As viewed from above, the swirling direction of storms in the atmosphere is always counterclockwise north of the equator and clockwise south of it. Such asymmetry is also expected in rising flows in the Earth's core, and Steenbeck et al., in Germany, showed in 1966 that thanks to it, disordered convection patterns can indeed produce an average "dynamo field. " That became known as the "alpha effect, " because it involved a mathematical quantity denoted by the Greek letter a (alpha)--but the details are far too complicated to be described here.

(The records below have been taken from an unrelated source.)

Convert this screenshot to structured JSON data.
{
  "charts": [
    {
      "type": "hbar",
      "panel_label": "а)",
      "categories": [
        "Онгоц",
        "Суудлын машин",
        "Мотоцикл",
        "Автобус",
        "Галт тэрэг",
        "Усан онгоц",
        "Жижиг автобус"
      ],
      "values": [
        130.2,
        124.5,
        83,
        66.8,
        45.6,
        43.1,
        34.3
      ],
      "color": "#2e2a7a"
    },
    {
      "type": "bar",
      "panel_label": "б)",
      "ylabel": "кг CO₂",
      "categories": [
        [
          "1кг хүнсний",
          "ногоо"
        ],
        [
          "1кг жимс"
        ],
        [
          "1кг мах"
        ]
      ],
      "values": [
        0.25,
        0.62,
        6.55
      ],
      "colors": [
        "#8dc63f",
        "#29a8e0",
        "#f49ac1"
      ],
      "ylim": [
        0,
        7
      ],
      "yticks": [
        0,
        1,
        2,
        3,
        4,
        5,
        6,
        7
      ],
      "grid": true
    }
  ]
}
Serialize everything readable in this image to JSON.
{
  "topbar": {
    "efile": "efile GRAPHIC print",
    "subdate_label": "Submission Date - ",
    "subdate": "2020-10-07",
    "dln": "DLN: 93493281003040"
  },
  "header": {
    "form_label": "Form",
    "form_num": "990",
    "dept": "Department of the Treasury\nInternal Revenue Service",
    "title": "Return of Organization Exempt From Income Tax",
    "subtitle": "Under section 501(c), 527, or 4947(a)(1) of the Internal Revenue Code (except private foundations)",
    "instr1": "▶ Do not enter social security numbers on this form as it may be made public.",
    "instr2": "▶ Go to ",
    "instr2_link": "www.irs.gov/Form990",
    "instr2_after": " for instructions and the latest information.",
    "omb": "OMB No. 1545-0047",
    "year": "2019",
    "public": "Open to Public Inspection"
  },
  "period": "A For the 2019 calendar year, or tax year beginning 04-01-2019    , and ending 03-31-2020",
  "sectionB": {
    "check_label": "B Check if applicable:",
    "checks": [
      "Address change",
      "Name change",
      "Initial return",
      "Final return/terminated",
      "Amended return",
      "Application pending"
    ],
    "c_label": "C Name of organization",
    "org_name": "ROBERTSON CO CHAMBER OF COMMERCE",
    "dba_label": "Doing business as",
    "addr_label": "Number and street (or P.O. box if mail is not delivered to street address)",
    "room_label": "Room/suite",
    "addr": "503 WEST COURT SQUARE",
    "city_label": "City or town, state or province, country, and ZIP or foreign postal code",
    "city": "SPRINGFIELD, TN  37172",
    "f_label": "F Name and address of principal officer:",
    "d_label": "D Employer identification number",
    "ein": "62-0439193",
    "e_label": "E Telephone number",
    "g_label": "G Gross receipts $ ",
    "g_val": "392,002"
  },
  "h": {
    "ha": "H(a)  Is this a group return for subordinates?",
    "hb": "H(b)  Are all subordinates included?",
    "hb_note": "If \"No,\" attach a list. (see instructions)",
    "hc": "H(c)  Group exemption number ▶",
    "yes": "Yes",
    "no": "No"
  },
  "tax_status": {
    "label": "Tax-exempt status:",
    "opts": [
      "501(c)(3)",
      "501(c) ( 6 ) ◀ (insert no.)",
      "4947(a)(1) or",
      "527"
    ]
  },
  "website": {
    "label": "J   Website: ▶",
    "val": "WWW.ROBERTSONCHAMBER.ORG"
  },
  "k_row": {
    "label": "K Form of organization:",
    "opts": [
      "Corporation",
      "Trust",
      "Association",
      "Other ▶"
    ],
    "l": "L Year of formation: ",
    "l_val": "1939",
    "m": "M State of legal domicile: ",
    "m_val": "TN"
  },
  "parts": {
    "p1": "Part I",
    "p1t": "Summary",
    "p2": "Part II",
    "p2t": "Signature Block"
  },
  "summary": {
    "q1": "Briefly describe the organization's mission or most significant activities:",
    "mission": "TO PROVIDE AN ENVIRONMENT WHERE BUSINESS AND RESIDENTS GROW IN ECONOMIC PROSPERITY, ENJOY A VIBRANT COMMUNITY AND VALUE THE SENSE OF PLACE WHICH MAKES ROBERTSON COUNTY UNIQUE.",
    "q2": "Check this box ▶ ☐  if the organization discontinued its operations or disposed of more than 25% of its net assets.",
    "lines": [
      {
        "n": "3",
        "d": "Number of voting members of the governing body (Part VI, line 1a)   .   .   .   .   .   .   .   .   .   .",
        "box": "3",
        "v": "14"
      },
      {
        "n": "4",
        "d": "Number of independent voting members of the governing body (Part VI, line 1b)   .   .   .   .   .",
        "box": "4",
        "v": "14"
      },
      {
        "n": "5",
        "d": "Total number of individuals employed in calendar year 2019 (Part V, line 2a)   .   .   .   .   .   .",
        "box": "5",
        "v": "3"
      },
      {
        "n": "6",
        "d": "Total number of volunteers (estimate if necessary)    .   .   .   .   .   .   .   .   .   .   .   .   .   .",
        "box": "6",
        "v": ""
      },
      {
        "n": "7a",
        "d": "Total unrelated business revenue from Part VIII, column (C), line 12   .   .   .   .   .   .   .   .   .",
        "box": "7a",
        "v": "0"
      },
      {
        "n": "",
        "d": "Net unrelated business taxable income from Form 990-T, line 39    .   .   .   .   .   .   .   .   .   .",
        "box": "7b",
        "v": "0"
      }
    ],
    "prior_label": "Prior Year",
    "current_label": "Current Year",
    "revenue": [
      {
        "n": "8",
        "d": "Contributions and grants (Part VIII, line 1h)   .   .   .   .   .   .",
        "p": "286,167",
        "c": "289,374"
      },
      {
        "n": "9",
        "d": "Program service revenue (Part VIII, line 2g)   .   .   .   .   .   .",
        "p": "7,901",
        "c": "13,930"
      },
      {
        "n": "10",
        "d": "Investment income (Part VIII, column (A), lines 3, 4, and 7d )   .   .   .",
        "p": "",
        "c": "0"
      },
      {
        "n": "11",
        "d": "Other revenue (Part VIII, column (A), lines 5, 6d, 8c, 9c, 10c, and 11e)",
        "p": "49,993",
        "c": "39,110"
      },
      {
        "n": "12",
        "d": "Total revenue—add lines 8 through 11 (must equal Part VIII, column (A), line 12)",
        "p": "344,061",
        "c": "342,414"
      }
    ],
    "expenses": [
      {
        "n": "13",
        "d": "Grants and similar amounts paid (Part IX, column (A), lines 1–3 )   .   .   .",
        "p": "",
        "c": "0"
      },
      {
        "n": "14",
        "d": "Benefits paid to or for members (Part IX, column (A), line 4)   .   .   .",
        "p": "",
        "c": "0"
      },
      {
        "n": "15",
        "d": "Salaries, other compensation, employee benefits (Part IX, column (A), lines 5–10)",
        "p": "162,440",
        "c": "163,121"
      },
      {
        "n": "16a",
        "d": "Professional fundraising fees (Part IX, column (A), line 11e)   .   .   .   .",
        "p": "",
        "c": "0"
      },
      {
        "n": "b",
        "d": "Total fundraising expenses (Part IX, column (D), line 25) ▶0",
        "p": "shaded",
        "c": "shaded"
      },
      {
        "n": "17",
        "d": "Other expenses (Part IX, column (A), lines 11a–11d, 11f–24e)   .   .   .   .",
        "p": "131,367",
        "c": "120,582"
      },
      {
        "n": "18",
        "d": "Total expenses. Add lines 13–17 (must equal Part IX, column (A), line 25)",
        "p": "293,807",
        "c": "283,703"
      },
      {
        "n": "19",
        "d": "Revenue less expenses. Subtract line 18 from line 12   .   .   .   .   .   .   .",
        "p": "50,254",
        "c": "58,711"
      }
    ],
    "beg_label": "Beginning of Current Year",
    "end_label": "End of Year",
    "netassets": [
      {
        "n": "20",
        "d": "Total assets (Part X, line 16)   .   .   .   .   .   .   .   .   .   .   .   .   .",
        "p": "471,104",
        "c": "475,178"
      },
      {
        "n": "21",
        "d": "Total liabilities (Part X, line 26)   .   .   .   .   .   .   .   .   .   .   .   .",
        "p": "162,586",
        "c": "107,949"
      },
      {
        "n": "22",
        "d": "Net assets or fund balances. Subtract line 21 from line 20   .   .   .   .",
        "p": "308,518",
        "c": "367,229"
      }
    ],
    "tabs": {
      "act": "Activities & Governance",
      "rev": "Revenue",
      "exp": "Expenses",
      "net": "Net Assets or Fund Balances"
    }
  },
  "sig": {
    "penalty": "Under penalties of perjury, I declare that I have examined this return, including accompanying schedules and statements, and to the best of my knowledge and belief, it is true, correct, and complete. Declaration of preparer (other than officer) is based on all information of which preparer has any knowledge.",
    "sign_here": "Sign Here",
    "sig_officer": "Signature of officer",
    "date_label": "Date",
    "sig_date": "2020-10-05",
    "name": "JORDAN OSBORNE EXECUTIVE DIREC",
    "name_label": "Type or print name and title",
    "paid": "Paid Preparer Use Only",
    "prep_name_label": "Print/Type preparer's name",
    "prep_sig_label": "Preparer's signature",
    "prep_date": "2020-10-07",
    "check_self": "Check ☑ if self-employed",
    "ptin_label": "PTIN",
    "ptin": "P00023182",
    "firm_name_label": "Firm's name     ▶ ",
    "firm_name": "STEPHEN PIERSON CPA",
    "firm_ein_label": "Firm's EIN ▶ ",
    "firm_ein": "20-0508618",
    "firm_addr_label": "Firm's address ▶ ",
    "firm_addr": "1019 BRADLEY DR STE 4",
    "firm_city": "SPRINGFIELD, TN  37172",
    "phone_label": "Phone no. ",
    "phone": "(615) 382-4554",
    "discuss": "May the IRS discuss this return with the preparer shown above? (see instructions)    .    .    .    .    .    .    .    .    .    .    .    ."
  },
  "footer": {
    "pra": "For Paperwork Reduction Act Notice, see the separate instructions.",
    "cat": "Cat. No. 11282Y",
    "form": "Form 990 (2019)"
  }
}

For some current work, simulating the dynamo on a computer, see web site by Gary Glatzmeier and Paul Roberts, here. Glatzmaier and collaborators have conducted some interesting simulations of the dynamo process, with realistic behavior, although limitations of computer speed forced them to simplify the properties of the liquid core. A Japanese team of Takahashi et al (Science, 309, p. 459-61, 15 July 2005) has more recently used one of the worlds fastest supercomputers to carry out a similar calculations assuming a much lower fluid viscosity in the core, much closer to the actual one. The behavior seems even closer to the one observed.